This weekend we begin a new Church year with the opening of the Season of Advent. Advent is, in part, a kind of “new year” celebration for the Church.
In the last weeks of “the old year” and the first weeks of ”the new year” the liturgy of the Church focuses on the final coming of Jesus in glory and the fulfillment of God’s plan for creation.
As a society we shun death, we push death under the rug, we are hesitant to speak of death. Parents often find their children unwilling to have the conversation about funeral plans and estate plans.
Yet Christian practice and tradition has always emphasized that creation has a purpose and a destiny – and each of us share in that destiny. The meaning of human life and destiny is only complete with rebirth into eternal life.
The older we get the more the realization of our mortality comes into focus for us. Yet, from the first moment of life in Christ, baptism, we are told: “all who are baptized into Christ Jesus are baptized into His death. If we have died with Christ in baptism, we are destined to rise with Him in glory.”
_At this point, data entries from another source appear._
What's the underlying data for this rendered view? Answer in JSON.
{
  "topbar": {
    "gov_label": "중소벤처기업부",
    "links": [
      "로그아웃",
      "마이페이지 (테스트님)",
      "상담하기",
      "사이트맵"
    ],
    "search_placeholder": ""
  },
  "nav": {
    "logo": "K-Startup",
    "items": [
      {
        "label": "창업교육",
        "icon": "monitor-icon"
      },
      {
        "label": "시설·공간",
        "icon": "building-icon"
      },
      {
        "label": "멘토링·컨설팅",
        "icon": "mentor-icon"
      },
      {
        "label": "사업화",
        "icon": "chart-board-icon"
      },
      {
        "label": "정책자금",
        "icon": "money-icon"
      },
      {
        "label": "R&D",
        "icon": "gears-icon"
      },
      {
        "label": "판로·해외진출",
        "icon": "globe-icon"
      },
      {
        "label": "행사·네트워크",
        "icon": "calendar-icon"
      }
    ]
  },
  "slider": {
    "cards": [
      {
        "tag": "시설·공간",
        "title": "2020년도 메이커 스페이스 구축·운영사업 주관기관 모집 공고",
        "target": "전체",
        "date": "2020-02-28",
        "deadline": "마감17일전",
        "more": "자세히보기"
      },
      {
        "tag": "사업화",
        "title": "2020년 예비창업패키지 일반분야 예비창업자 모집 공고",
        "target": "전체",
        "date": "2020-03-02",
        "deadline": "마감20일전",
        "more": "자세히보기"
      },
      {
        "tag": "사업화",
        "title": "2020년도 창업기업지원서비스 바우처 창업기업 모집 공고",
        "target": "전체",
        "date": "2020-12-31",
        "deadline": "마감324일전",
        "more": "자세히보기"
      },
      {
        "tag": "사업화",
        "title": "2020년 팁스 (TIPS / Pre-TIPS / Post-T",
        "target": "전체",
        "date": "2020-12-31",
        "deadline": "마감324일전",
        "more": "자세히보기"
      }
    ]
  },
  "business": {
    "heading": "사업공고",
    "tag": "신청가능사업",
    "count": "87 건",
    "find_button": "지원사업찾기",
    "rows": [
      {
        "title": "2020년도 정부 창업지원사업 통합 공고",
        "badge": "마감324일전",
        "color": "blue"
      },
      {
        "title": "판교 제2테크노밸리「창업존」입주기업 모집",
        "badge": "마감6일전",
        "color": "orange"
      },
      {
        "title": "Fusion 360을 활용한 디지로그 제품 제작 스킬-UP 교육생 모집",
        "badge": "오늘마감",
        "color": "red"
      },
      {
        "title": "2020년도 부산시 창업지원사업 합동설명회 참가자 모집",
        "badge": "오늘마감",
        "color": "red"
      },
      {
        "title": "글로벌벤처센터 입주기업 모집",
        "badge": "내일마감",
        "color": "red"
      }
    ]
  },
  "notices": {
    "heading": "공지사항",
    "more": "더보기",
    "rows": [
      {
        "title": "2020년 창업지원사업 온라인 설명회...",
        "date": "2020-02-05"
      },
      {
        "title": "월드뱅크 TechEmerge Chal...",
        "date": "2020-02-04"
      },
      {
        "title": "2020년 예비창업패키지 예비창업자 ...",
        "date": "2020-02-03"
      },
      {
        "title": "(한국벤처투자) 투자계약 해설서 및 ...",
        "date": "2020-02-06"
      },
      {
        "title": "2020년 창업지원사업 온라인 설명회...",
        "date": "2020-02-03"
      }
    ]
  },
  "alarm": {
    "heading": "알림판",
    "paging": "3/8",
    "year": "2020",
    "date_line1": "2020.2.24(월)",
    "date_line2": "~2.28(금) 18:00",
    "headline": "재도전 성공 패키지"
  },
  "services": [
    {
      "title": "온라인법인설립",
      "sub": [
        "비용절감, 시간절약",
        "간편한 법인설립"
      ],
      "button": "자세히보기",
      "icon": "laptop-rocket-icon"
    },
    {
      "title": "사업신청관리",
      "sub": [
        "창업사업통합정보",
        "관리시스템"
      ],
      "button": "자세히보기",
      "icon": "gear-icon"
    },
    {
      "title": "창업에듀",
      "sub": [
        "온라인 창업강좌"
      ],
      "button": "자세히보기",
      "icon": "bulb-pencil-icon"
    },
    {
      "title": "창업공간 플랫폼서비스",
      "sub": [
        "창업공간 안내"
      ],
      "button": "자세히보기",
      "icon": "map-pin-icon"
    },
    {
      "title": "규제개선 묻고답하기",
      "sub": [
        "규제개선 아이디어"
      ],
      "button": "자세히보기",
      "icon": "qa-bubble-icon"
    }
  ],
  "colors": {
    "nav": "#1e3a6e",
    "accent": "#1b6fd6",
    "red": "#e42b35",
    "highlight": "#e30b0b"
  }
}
From our earliest days we are reminded of our invitation to share the things of Heaven. One of the first prayers I was taught was my night prayer: “Now I lay me down to sleep. I pray the Lord my soul to keep. If I should die before I wake, I pray the Lord me soul to take.”
In Advent let us remember Christ’s comings: first in history in Bethlehem, His final coming in the end time, and his daily coming in our lives. Let us keep one eye fixed on today and the other eye fixed on our future glory. Often during the Advent Season the final prayer of the Mass is: Lord, God, help us to use wisely the things of this earth and to love deeply the things of heaven.